AIDon, can you ask the developers when this might be possible? Thanks.
Cheers, Rex

For what you are trying to do you need to use the command line interface as per the “–help” details.

AiDon: Thank you, and I really do appreciate your help, but I still have no idea how to use the command line --help. I had to learn how to even use command line to try to follow your earlier instructions. I finally was able to get it to give me a bunch of text that looks like a list of options, which I pasted in an earlier post. But I have no idea what to do with this list. There is no documentation instructing me on how to use it. (If there is, please let me know where to find it.) I am not a computer programmer, and while I’m willing to try to learn some stuff it honestly it feels a bit disingenuous to pay a lot of money for software that apparently requires learning command line to perform one of its features, especially when there are no instructions anywhere on how to do that.

If the program is already capable of doing this, is it not possible to 1) Provide a button in the program somewhere that runs the operation in command line, and/or 2) Provide detailed instructions on the website or in the official documentation on how to do this in command line, assuming that the user has never touched command line in their life and has no idea how to use it?

When in doubt, try YouTube! Here is a video on Batch Processing Raw Files in Lightroom using Photo AI.

Note that I haven’t tried this yet, so I can’t comment on how well it works.

The best thing to do is raise a support request at the main website and they will be able to walk you through bith using the command line execution and the Photo AI options.

I agree with you though that this has been poorly thought through as there should be an option to assist all types of users.
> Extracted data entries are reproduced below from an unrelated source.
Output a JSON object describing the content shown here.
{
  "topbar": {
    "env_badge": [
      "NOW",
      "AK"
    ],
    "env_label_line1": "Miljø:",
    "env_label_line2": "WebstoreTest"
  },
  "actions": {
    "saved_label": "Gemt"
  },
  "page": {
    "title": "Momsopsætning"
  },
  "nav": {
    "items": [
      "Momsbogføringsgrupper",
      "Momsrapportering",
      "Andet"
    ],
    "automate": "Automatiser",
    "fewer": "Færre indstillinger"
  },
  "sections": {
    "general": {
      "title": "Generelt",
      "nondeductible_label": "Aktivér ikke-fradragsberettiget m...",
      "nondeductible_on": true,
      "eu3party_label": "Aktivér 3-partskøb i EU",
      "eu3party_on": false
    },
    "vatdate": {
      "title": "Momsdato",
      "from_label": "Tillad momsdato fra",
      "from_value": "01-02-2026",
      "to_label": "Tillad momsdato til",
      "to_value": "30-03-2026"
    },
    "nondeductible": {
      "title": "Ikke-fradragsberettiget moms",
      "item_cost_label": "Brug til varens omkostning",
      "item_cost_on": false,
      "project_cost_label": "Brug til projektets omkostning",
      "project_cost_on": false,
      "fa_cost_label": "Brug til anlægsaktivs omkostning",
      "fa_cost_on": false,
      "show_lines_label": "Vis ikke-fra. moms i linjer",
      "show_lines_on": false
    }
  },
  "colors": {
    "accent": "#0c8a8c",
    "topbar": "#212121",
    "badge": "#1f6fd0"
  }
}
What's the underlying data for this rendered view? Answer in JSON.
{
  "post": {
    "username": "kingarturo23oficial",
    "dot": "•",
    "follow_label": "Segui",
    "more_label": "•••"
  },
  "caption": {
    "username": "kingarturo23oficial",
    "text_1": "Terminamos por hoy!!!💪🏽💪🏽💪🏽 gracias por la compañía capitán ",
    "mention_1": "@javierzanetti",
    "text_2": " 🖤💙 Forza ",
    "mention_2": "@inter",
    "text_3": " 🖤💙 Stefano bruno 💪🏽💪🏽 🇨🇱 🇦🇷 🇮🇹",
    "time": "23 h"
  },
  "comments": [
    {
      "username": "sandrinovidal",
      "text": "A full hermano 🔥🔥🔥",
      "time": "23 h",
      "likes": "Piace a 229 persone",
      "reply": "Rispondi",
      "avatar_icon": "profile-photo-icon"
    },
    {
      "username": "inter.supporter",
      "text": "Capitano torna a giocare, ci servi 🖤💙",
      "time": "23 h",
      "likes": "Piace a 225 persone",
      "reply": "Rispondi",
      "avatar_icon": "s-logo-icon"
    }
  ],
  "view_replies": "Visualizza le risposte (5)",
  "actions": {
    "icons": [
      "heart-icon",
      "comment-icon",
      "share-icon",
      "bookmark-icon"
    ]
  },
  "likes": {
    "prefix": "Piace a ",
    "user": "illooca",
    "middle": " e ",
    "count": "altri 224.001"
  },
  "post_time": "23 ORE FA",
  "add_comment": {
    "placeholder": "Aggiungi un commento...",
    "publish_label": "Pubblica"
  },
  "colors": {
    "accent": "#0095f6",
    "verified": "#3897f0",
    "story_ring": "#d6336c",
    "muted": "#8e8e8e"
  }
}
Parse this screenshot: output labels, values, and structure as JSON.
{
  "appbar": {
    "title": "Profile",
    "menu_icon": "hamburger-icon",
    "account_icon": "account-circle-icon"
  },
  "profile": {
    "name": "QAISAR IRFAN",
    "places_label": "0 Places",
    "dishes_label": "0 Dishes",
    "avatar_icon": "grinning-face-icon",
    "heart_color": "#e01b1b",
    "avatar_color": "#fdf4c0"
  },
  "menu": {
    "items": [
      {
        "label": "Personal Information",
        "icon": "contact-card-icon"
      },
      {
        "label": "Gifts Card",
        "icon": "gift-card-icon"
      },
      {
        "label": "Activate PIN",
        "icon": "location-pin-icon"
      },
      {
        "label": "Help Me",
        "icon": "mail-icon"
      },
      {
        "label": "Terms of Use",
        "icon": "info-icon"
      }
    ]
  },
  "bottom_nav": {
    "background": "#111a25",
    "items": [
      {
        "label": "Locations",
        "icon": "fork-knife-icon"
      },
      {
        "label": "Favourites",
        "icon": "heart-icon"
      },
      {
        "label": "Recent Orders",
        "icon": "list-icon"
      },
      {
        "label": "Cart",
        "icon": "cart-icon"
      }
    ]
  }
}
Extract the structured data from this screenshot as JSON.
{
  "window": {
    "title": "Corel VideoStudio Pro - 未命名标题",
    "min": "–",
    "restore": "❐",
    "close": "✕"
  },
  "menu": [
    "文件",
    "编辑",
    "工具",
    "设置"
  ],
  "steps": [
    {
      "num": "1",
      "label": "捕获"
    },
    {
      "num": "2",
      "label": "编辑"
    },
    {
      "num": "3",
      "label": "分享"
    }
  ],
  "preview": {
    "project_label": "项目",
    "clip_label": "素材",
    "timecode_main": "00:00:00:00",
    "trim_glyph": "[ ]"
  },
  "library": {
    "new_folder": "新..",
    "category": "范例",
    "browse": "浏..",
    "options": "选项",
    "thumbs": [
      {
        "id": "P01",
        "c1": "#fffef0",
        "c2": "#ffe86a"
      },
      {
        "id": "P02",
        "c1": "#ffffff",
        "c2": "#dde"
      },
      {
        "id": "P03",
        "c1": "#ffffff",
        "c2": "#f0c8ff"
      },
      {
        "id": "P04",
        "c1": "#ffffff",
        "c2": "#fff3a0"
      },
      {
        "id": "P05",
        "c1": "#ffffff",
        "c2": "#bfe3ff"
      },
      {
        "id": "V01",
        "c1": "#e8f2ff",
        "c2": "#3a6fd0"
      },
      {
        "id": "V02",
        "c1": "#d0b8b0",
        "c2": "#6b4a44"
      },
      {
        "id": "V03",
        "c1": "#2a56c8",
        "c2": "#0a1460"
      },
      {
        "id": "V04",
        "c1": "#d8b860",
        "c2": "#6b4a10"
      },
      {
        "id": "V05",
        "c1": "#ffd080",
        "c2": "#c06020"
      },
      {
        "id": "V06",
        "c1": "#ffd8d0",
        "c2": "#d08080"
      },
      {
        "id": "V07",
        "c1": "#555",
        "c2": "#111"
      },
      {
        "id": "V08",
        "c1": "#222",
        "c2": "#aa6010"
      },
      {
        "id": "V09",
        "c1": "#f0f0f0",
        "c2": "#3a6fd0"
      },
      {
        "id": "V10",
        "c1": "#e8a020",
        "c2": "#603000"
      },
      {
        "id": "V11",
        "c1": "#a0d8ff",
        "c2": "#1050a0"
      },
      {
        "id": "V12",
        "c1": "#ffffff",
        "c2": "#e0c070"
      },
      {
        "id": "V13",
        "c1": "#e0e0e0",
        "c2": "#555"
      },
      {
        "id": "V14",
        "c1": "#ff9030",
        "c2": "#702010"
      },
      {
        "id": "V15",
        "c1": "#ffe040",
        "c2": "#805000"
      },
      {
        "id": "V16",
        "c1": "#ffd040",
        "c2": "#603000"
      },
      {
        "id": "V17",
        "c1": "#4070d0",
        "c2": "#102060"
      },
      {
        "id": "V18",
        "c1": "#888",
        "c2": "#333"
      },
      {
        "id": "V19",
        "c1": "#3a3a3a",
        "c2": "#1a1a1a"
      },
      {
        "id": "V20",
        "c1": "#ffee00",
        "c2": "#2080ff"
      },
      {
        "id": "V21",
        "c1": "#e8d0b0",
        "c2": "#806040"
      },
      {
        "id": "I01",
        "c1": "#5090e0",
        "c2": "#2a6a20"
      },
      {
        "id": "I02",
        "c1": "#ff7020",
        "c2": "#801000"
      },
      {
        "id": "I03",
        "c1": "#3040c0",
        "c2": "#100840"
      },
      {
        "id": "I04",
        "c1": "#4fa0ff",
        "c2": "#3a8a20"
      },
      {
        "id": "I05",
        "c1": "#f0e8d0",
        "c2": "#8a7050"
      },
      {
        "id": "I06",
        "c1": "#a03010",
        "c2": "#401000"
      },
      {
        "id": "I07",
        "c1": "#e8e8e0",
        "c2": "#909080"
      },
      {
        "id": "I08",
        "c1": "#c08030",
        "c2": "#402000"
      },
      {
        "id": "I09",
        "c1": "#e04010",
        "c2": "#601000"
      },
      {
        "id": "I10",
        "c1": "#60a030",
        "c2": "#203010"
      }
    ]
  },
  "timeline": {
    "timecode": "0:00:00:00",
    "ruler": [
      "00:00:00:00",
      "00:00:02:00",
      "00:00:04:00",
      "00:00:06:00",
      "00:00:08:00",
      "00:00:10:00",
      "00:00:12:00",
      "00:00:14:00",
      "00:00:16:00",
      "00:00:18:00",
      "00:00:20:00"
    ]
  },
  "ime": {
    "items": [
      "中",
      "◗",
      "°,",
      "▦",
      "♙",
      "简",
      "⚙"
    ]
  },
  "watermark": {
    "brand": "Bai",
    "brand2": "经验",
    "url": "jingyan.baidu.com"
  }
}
For example, the application could create a batch file that can be run after the user selects the options they want to use.

I’m using Topaz Photo v 1.0.10 on macOS, and it is possible to batch process multiple photos at one time, but the feature is not where you think it should be!

When you open multiple images at once, they appear in a “strip” at the bottom of the window. You can click on those images one at a time and see the effects of the Photo AI processing on that image. It’s when you go to save the images that Photo AI processes all the photos in batch mode.

So, it works like this:

  1. Open multiple image files.
  2. Click on individual images to select them and see the effects of the AI processing
  3. (I haven’t verified this) Adjust the settings for the individual image.
  4. Save the files (the button will be labeled something like “Save 34 images”); Photo AI will process each image according to either the default settings or the settings you adjusted for a particular image before saving the results.

I have used Photo AI in batch mode in Lightroom and it worked well. I used the AutoPilot setting for the first photo. One thing I don’t know - For each of the other photos in the batch - does it create a individualized AutoPilot setting for each photo, or does it create an AutoPilot setting for the 1st photo and then use that same setting for the remaining photos? I am assuming it creates individualized settings for each photo, but I haven’t read that anywhere. So I am not sure.